Conditions were pretty benign, a 12-15 knot breeze and a typical little sea running on top of a metre or so of swell.
We ran 7km straight out, averaging about 8.4kmh into the wind. I shot some video of Rob in the 585 as I realised we have precious few movies showing how our boats actually look moving along in the sea. Reviewing the footage later, the 585 is a very sleek creature in the ocean! Rob was impressed by how well it chews the distance with a minimum of fuss, & once engaged with moving water just how much the stability hardens up.
We saw a container ship leaving the bay as we neared the turnaround point so headed north to dodge the shipping lane, whereby I managed to once again whip up a bluebottle & loop it neatly around my throat. As a warning for out trip it was most timely. I will now develop my paddle clothing to try to prevent this from happening again, as bluebottles are definitely going to out in abundance in the weather & wind conditions we are planning for.

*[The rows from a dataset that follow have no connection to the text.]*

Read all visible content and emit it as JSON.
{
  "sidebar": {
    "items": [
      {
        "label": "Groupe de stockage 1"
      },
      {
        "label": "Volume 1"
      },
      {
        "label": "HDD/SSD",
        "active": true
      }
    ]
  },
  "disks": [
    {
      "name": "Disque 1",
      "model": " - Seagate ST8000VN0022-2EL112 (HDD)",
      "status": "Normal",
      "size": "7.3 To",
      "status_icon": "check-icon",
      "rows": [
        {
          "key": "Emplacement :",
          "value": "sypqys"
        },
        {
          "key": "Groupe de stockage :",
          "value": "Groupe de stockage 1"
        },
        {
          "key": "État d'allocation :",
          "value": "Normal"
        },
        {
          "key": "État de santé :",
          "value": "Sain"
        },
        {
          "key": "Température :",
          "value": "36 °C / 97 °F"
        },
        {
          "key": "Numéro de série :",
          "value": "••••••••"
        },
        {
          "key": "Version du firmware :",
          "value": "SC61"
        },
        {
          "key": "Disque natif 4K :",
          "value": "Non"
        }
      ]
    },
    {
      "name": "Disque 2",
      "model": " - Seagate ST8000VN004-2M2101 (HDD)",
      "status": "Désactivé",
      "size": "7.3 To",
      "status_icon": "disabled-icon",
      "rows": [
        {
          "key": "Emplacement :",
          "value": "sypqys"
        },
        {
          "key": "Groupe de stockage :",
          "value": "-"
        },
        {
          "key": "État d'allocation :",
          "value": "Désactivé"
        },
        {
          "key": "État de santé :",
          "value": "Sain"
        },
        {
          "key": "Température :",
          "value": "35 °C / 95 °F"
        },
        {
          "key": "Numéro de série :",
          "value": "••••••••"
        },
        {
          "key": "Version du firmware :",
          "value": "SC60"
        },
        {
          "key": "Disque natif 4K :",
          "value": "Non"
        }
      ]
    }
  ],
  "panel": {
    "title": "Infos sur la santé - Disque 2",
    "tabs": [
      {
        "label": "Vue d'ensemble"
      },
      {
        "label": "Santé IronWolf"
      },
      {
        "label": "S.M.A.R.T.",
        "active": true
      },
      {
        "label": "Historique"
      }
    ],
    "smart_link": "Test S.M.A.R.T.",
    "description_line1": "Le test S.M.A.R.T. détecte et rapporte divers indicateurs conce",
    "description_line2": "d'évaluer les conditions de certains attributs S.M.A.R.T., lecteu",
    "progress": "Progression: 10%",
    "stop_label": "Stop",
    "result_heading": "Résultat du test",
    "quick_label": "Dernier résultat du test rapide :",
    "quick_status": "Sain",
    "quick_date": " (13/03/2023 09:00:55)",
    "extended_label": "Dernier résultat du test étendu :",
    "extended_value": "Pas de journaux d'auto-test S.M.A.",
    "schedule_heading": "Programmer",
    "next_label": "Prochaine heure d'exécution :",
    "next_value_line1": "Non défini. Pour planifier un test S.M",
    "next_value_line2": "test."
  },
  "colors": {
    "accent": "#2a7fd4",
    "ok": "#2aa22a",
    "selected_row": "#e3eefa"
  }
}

The run home was a hoot. My GPS trace had me running mostly between 10-15kmh as I threaded the little runners bad into the bay. The new rudder system on the 18x is definitely a success. The only time I broached unexpectedly was when I backed off to try & get cute on a wave, allowing the boat to lift back up the following wave & release the stern into thin air. My weight was back, the rudder lost all bite & I skewed off to the right. Noting this error, I kept the foot down for the next 20 minutes & once again didn't have to call on a corrective braking stroke once. I'm salivating at the idea of 110+km downsea in this boat.
We pulled into Little Congwong Beach & swapped boats. Rob paddled the final 3km home in calmer water & marvelled at the lack of resistance in the 18x hull, and the engaging responsiveness.
I got a go in the 585 & there was a definite contrast. If the 18x is the Spitfire, the 585 is the Lancaster. Hard tracking, solid as rock on the water & as fast as any traditional sea kayak out there. For a long expedition with a group you'd be hard pressed to find a more user friendly design, capable of carrying monumental amounts of gear.
The next objective is to wait for a hanking Nor Easter & get out amongst it for the final judgement on the boat.